Dritte-Welt-Bewegung
In: Die sozialen Bewegungen in Deutschland seit 1945: ein Handbuch, S. 319-245
Entgegen landläufiger Krisenszenarien ist, so die Verfasserin, die entwicklungspolitische Bewegung vergleichsweise stabil und kann auf vielfältige Erfolge verweisen. Es gelingt ihr immer wieder, neue Themen in die öffentliche Diskussion zu bringen, generell für das schwierige Thema Nord-Süd-Gerechtigkeit zu sensibilisieren und Betroffenheit herzustellen (z. B. zu den Themen Kinderprostitution, internationale Finanzpolitik, Welthandelsstrukturen). In vielen Kommunen sind Dritte-Welt-Initiativen in die lokalen Agenda-Prozesse maßgeblich eingebunden. Entwicklungspolitische Initiativen sind darüber hinaus in konzeptioneller und praktischer Hinsicht wichtige Instanzen zur Förderung des interkulturellen Lernens. Die Autorin stellt fest, dass Dritte-Welt-Bewegung keine starke öffentliche Beachtung findet. Neben den fehlenden spektakulären Aktionen und der thematischen Breite der Bewegung ist dafür auch die Schwäche ihres Kontrahenten verantwortlich: Das BMZ als Repräsentant staatlicher Entwicklungszusammenarbeit hat innerhalb der Bundesregierung eine nachrangige Stellung.
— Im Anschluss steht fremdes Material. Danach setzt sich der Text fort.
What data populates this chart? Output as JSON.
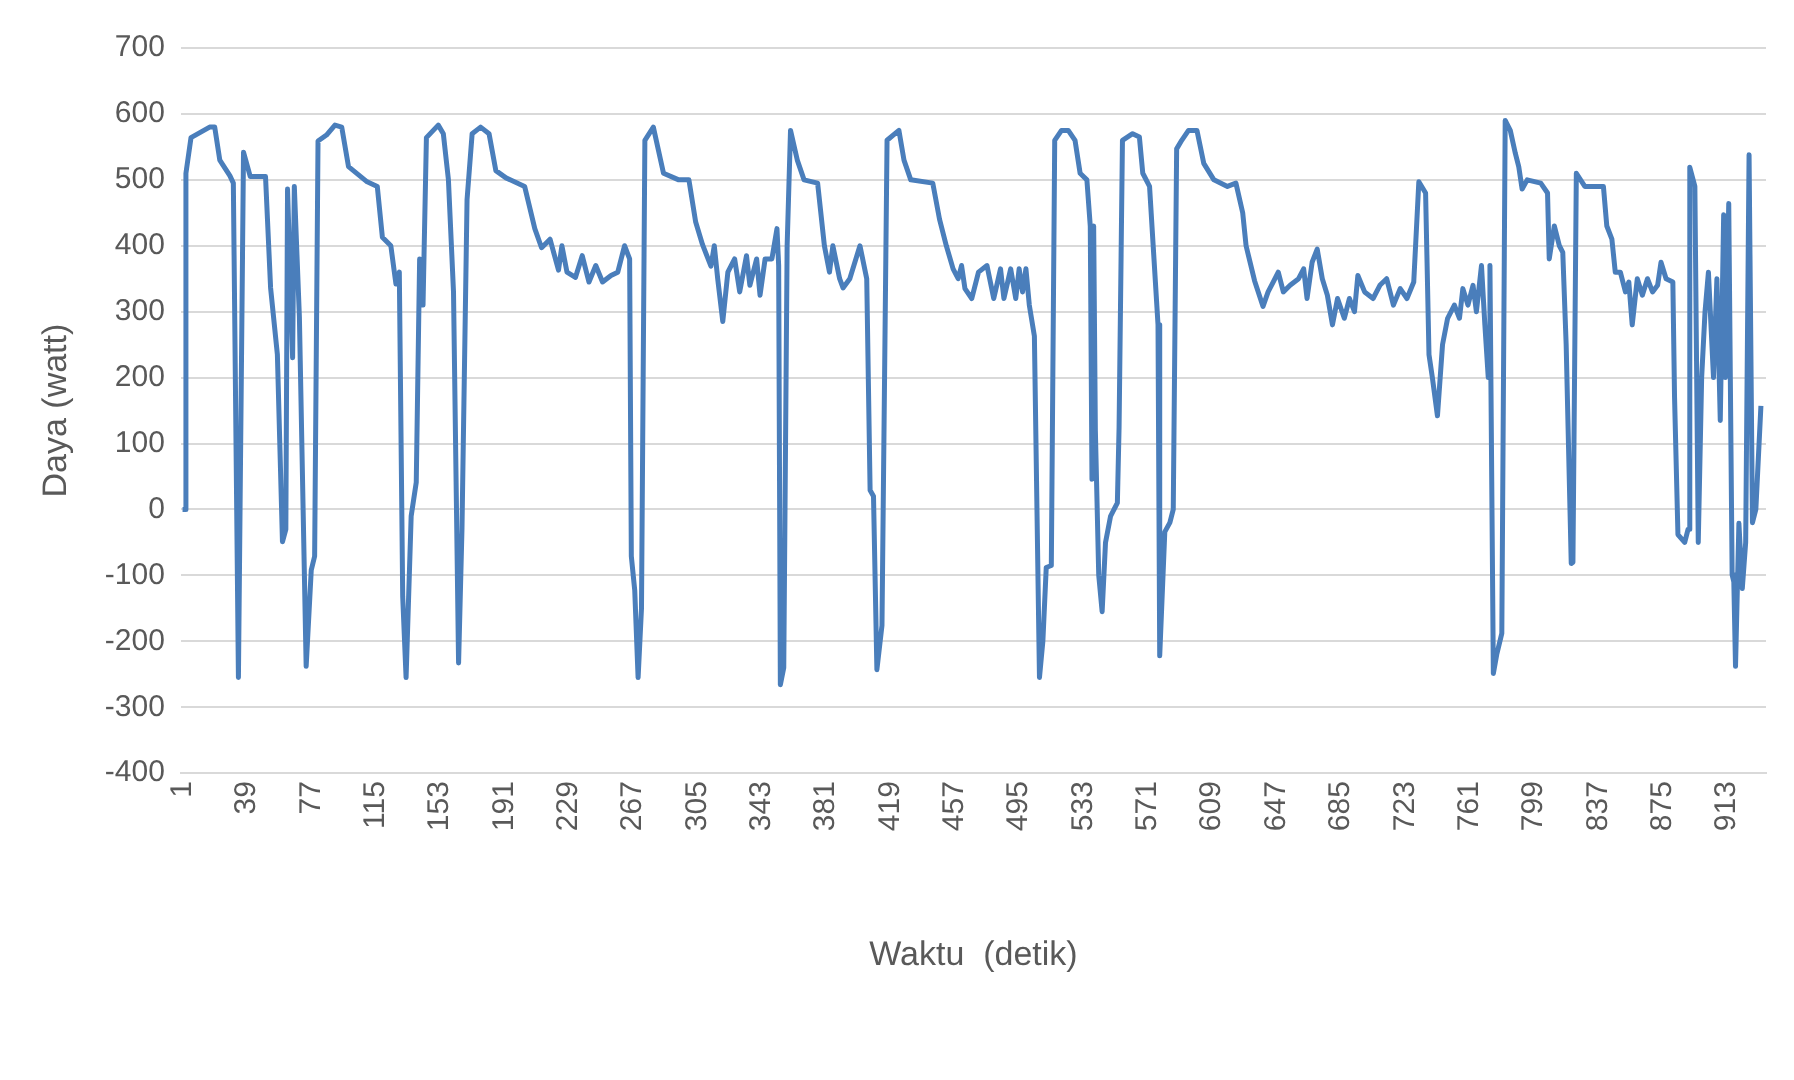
{
  "chart_data": {
    "type": "line",
    "xlabel": "Waktu  (detik)",
    "ylabel": "Daya (watt)",
    "xlim": [
      0,
      936
    ],
    "xticks": [
      1,
      39,
      77,
      115,
      153,
      191,
      229,
      267,
      305,
      343,
      381,
      419,
      457,
      495,
      533,
      571,
      609,
      647,
      685,
      723,
      761,
      799,
      837,
      875,
      913
    ],
    "ylim": [
      -400,
      700
    ],
    "yticks": [
      -400,
      -300,
      -200,
      -100,
      0,
      100,
      200,
      300,
      400,
      500,
      600,
      700
    ],
    "grid": "y",
    "legend": false,
    "marker": "none",
    "line_style": "solid",
    "series": [
      {
        "color": "#4a7ebb",
        "x": [
          1,
          2,
          3,
          6,
          17,
          20,
          23,
          29,
          31,
          34,
          37,
          41,
          50,
          53,
          57,
          60,
          62,
          63,
          66,
          67,
          70,
          74,
          77,
          79,
          81,
          86,
          91,
          95,
          99,
          110,
          116,
          119,
          124,
          127,
          129,
          131,
          133,
          136,
          139,
          141,
          143,
          145,
          152,
          155,
          158,
          161,
          164,
          166,
          169,
          172,
          177,
          182,
          186,
          192,
          203,
          209,
          213,
          218,
          223,
          225,
          228,
          233,
          237,
          241,
          245,
          249,
          254,
          258,
          262,
          265,
          266,
          268,
          270,
          272,
          274,
          279,
          285,
          294,
          300,
          304,
          308,
          313,
          315,
          317,
          320,
          323,
          327,
          330,
          334,
          336,
          340,
          342,
          345,
          349,
          352,
          353,
          354,
          356,
          358,
          360,
          364,
          368,
          376,
          380,
          383,
          385,
          389,
          391,
          395,
          401,
          405,
          407,
          409,
          411,
          414,
          417,
          424,
          427,
          431,
          444,
          448,
          452,
          456,
          459,
          461,
          463,
          467,
          471,
          476,
          480,
          484,
          486,
          490,
          493,
          495,
          497,
          499,
          501,
          504,
          507,
          509,
          511,
          514,
          516,
          520,
          524,
          528,
          531,
          535,
          537,
          538,
          539,
          540,
          542,
          544,
          546,
          549,
          553,
          554,
          556,
          562,
          566,
          568,
          572,
          577,
          578,
          581,
          584,
          586,
          588,
          591,
          595,
          600,
          604,
          610,
          618,
          623,
          627,
          629,
          634,
          639,
          642,
          645,
          648,
          651,
          655,
          660,
          663,
          665,
          668,
          671,
          674,
          677,
          680,
          683,
          687,
          690,
          693,
          695,
          699,
          704,
          708,
          712,
          716,
          720,
          724,
          728,
          731,
          735,
          737,
          739,
          742,
          745,
          748,
          752,
          755,
          757,
          760,
          763,
          765,
          768,
          770,
          772,
          773,
          775,
          777,
          780,
          782,
          785,
          788,
          790,
          792,
          795,
          803,
          807,
          808,
          811,
          814,
          816,
          818,
          821,
          822,
          824,
          829,
          840,
          842,
          845,
          847,
          850,
          853,
          855,
          857,
          860,
          863,
          866,
          869,
          872,
          874,
          877,
          881,
          882,
          884,
          888,
          890,
          891,
          894,
          896,
          898,
          900,
          902,
          905,
          907,
          909,
          911,
          912,
          914,
          916,
          917,
          918,
          920,
          922,
          924,
          926,
          928,
          930,
          933
        ],
        "values": [
          0,
          0,
          510,
          564,
          580,
          580,
          530,
          506,
          495,
          -255,
          542,
          505,
          505,
          336,
          235,
          -49,
          -30,
          486,
          230,
          490,
          292,
          -238,
          -92,
          -71,
          559,
          568,
          583,
          580,
          520,
          497,
          490,
          413,
          400,
          342,
          360,
          -132,
          -255,
          -10,
          41,
          380,
          310,
          564,
          583,
          570,
          500,
          330,
          -233,
          -30,
          470,
          570,
          580,
          570,
          514,
          503,
          490,
          426,
          397,
          410,
          363,
          400,
          360,
          352,
          385,
          345,
          370,
          345,
          355,
          360,
          400,
          380,
          -71,
          -122,
          -255,
          -150,
          560,
          580,
          510,
          500,
          500,
          436,
          402,
          369,
          400,
          350,
          285,
          360,
          380,
          330,
          385,
          340,
          380,
          325,
          380,
          380,
          426,
          370,
          -266,
          -240,
          400,
          575,
          530,
          500,
          495,
          400,
          360,
          400,
          350,
          336,
          350,
          400,
          350,
          29,
          20,
          -243,
          -176,
          560,
          575,
          530,
          500,
          495,
          440,
          400,
          365,
          350,
          370,
          335,
          320,
          360,
          370,
          320,
          365,
          320,
          365,
          320,
          365,
          330,
          365,
          310,
          263,
          -255,
          -200,
          -88,
          -85,
          560,
          575,
          575,
          560,
          510,
          500,
          430,
          46,
          430,
          120,
          -100,
          -155,
          -50,
          -10,
          10,
          124,
          560,
          570,
          565,
          510,
          490,
          280,
          -222,
          -34,
          -20,
          0,
          547,
          560,
          575,
          575,
          525,
          500,
          490,
          495,
          450,
          400,
          347,
          308,
          330,
          345,
          360,
          330,
          340,
          350,
          365,
          320,
          375,
          395,
          350,
          325,
          280,
          320,
          290,
          320,
          300,
          355,
          330,
          320,
          340,
          350,
          310,
          335,
          320,
          345,
          497,
          480,
          235,
          200,
          142,
          250,
          290,
          310,
          290,
          335,
          310,
          340,
          300,
          370,
          280,
          200,
          370,
          -249,
          -220,
          -188,
          590,
          575,
          540,
          520,
          486,
          500,
          495,
          480,
          380,
          430,
          400,
          390,
          250,
          -82,
          -80,
          510,
          490,
          490,
          430,
          410,
          360,
          360,
          330,
          345,
          280,
          350,
          325,
          350,
          330,
          340,
          375,
          350,
          345,
          170,
          -38,
          -50,
          -30,
          519,
          490,
          -50,
          200,
          300,
          360,
          200,
          350,
          135,
          447,
          200,
          464,
          -99,
          -110,
          -238,
          -21,
          -120,
          -50,
          538,
          -20,
          0,
          157
        ]
      }
    ]
  }
}
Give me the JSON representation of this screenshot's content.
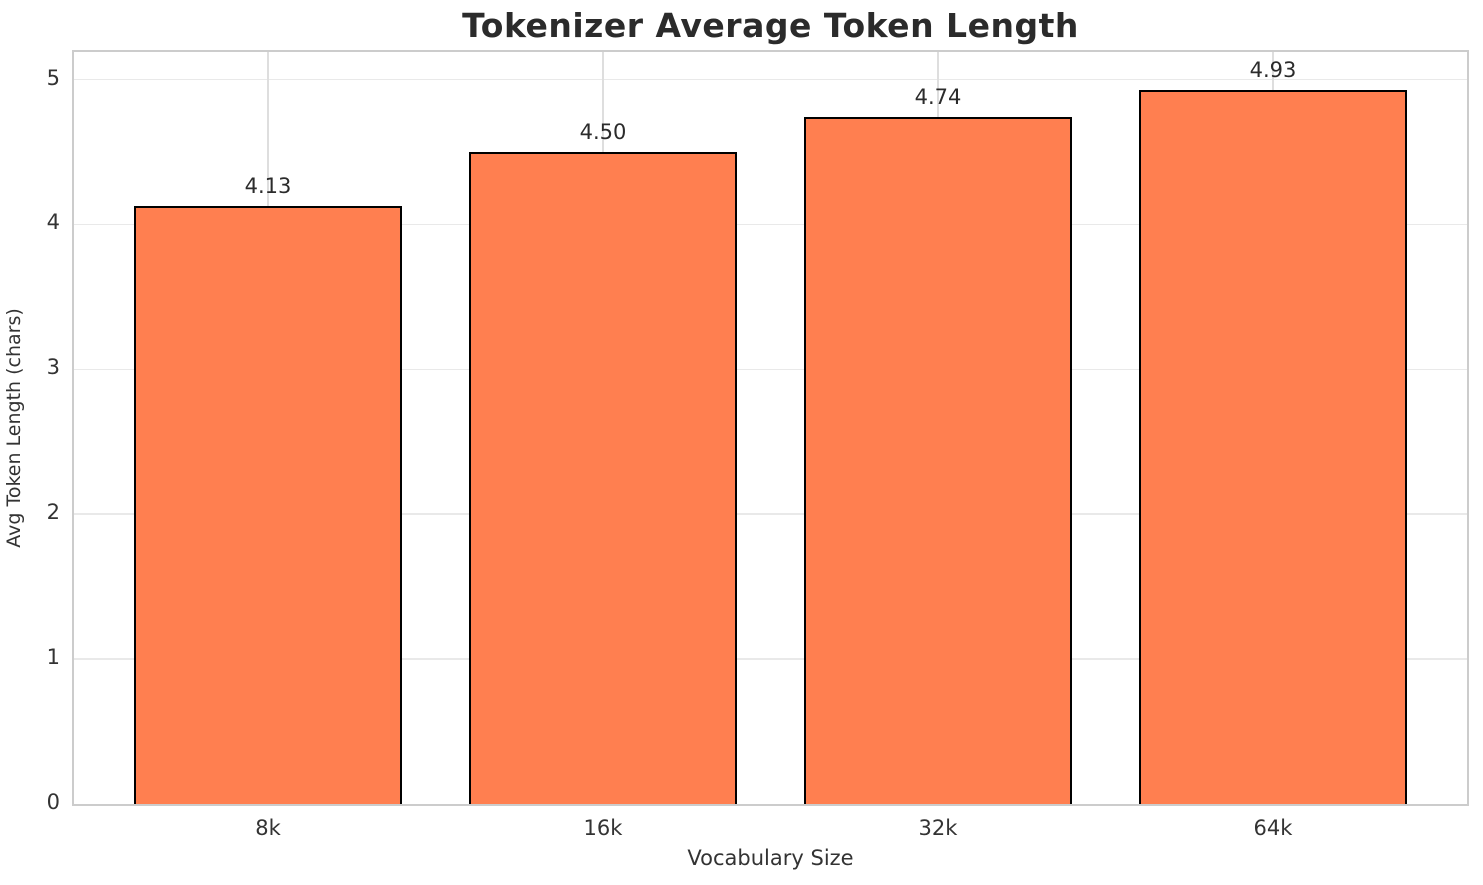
{
  "chart_data": {
    "type": "bar",
    "title": "Tokenizer Average Token Length",
    "xlabel": "Vocabulary Size",
    "ylabel": "Avg Token Length (chars)",
    "categories": [
      "8k",
      "16k",
      "32k",
      "64k"
    ],
    "values": [
      4.13,
      4.5,
      4.74,
      4.93
    ],
    "value_labels": [
      "4.13",
      "4.50",
      "4.74",
      "4.93"
    ],
    "yticks": [
      0,
      1,
      2,
      3,
      4,
      5
    ],
    "ytick_labels": [
      "0",
      "1",
      "2",
      "3",
      "4",
      "5"
    ],
    "ylim": [
      0,
      5.19
    ],
    "grid": true,
    "legend": false,
    "colors": {
      "bar_fill": "#FF7F50",
      "bar_edge": "#000000",
      "spine": "#cccccc",
      "grid_h": "#e9e9e9",
      "grid_v": "#dedede",
      "title_text": "#2b2b2b",
      "tick_text": "#333333"
    }
  }
}
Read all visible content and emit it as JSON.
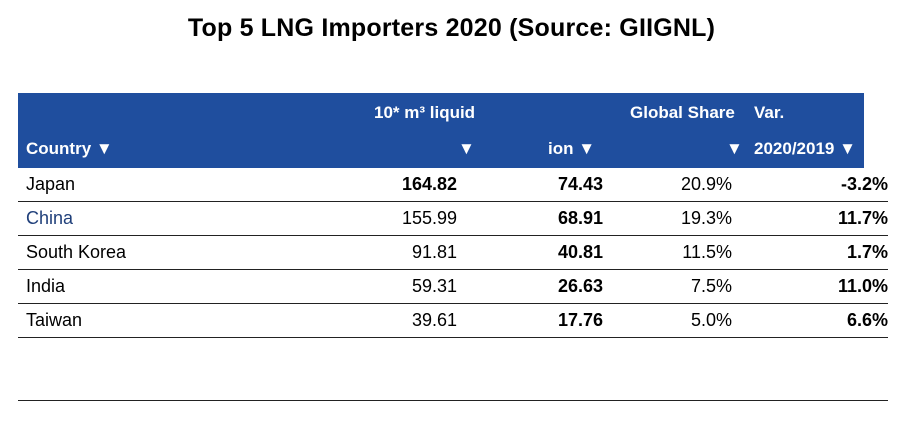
{
  "title": "Top 5 LNG Importers 2020 (Source: GIIGNL)",
  "table": {
    "headers": {
      "country": "Country ▼",
      "volume_line1": "10* m³ liquid",
      "volume_line2": "▼",
      "bcm": "ion ▼",
      "share_line1": "Global Share",
      "share_line2": "▼",
      "var_line1": "Var.",
      "var_line2": "2020/2019 ▼"
    },
    "rows": [
      {
        "country": "Japan",
        "volume": "164.82",
        "bcm": "74.43",
        "share": "20.9%",
        "var": "-3.2%"
      },
      {
        "country": "China",
        "volume": "155.99",
        "bcm": "68.91",
        "share": "19.3%",
        "var": "11.7%"
      },
      {
        "country": "South Korea",
        "volume": "91.81",
        "bcm": "40.81",
        "share": "11.5%",
        "var": "1.7%"
      },
      {
        "country": "India",
        "volume": "59.31",
        "bcm": "26.63",
        "share": "7.5%",
        "var": "11.0%"
      },
      {
        "country": "Taiwan",
        "volume": "39.61",
        "bcm": "17.76",
        "share": "5.0%",
        "var": "6.6%"
      }
    ]
  },
  "colors": {
    "header_bg": "#1f4e9e",
    "header_text": "#ffffff",
    "china_text": "#1f3f7a"
  }
}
Die Dritte-Welt-Bewegung ist gekennzeichnet durch eine gewachsene Kluft zwischen den professionalisierten Teilen der Bewegung, den relativ großen überregionalen NGO und den ehrenamtlichen lokalen Initiativen. Die größeren NGO orientieren sich immer stärker an den staatlichen und politischen Akteuren. Die kleinen und ehrenamtlichen NGO und Initiativen bilden dagegen die Nahtstelle zur Bevölkerung und versuchen, als Vermittlungsinstanzen in die Gesellschaft hineinzuwirken. Die Verbindung zwischen beiden Teilen der Bewegung ist locker und nicht institutionalisiert, das heißt über formale Strukturen geregelt. Diese schwache Brücke innerhalb des Bewegungssektors ist einerseits in den Bestrebungen der Initiativen zur Bewahrung ihrer Autonomie begründet. Anderseits resultiert sie aus zum Teil basisfernen, "verselbständigten" Bewegungsorganisationen, die die lokalen Initiativen strukturell nicht in ihre politischen Strategien und Kampagnen einzubinden verstehen. Die zukünftige Entwicklung der Bewegung wird in hohem Maße davon abhängen, inwieweit es gelingt, die Verbindung zwischen beiden Teilen des Bewegungssektors beizubehalten bzw. wieder herzustellen. (ICF2)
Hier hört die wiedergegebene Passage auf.